RED 2 opens at a wholesale grocery store where retired CIA operative Frank Moses (Willis) is enjoying domestic life with girlfriend Sarah (Mary-Louise Parker), who craves excitement in their relationship.
So she is delighted when Frank's sartorially challenged former associate, Marvin Boggs (Malkovich), pops up unexpectedly in the adjacent aisle.
"You haven't killed anybody in months!" Marvin protests to his pal.
"That's not a bad thing," counters Frank.
Marvin's re-appearance coincides with a dastardly plot involving US government agent Jack Horton (Neal McDonough), Russian secret agent Katja (Catherine Zeta-Jones) and an enigmatic figure known as The Frog (David Thewlis). Frank, Marvin and Sarah go on the run for their lives with Chinese contract killer Han Jo-bae (Byung-hun) in hot pursuit. Stylish assassin Victoria (Mirren) telephones Frank to let him know that British intelligence have also hired her to put a bullet through his head.

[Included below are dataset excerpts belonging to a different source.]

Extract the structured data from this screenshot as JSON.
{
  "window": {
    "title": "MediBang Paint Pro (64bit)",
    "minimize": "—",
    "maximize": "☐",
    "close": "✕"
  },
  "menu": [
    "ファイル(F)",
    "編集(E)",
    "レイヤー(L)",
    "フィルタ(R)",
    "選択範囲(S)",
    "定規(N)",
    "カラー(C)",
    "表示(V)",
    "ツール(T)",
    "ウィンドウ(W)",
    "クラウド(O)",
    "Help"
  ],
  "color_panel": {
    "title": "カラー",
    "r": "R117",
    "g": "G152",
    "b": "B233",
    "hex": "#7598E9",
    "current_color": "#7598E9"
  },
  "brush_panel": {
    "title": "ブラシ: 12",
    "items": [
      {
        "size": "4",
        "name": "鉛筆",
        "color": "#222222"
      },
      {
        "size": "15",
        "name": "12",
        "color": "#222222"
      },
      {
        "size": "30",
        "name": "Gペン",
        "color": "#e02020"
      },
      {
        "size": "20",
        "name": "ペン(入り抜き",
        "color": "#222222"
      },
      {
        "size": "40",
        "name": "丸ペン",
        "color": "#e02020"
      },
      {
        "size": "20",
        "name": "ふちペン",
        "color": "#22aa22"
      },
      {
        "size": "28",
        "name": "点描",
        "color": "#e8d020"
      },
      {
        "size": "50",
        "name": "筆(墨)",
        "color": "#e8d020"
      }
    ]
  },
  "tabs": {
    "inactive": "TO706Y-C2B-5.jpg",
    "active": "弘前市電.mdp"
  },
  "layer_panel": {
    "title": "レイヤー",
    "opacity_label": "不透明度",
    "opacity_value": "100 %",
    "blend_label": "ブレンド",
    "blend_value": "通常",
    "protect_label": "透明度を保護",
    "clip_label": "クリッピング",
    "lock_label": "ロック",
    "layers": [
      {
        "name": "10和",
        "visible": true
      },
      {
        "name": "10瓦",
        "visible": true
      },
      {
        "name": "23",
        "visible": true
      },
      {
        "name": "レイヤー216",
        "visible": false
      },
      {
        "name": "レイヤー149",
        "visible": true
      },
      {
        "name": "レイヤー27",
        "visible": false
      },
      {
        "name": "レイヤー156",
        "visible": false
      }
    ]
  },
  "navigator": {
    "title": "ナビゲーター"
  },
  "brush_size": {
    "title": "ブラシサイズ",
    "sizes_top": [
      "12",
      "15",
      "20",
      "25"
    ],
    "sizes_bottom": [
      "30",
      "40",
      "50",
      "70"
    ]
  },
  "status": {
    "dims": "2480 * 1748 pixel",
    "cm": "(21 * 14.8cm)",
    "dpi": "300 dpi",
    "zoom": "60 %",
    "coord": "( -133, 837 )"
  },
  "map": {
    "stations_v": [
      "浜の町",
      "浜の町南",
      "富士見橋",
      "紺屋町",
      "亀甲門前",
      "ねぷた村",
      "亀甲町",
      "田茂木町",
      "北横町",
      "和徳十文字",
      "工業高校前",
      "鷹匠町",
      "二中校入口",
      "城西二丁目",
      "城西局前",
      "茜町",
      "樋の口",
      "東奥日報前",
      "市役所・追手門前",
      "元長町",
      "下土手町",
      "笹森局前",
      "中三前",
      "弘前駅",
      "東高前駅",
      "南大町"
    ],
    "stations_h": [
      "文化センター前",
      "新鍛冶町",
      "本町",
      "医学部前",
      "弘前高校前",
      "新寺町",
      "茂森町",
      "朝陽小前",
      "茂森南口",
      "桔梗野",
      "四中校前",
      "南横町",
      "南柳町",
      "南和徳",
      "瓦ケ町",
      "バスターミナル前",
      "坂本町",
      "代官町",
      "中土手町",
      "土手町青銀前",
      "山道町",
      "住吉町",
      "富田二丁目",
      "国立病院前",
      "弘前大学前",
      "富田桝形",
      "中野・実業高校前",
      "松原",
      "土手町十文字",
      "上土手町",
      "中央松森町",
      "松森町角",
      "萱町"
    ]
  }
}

Surrounded by people they can't trust, Frank, Sarah and Marvin embark on a madcap globe-trotting mission in search of answers, which leads them to a covert exercise codename Operation Nightshade and its doddery creator (Hopkins).
Based on the DC Comics series of the same name, RED 2 delivers as many thrills and spills as its predecessor, with tongue wedged firmly in cheek. The leads destroy swathes of each European capital as they search for answers, armed with an arsenal of droll one-liners.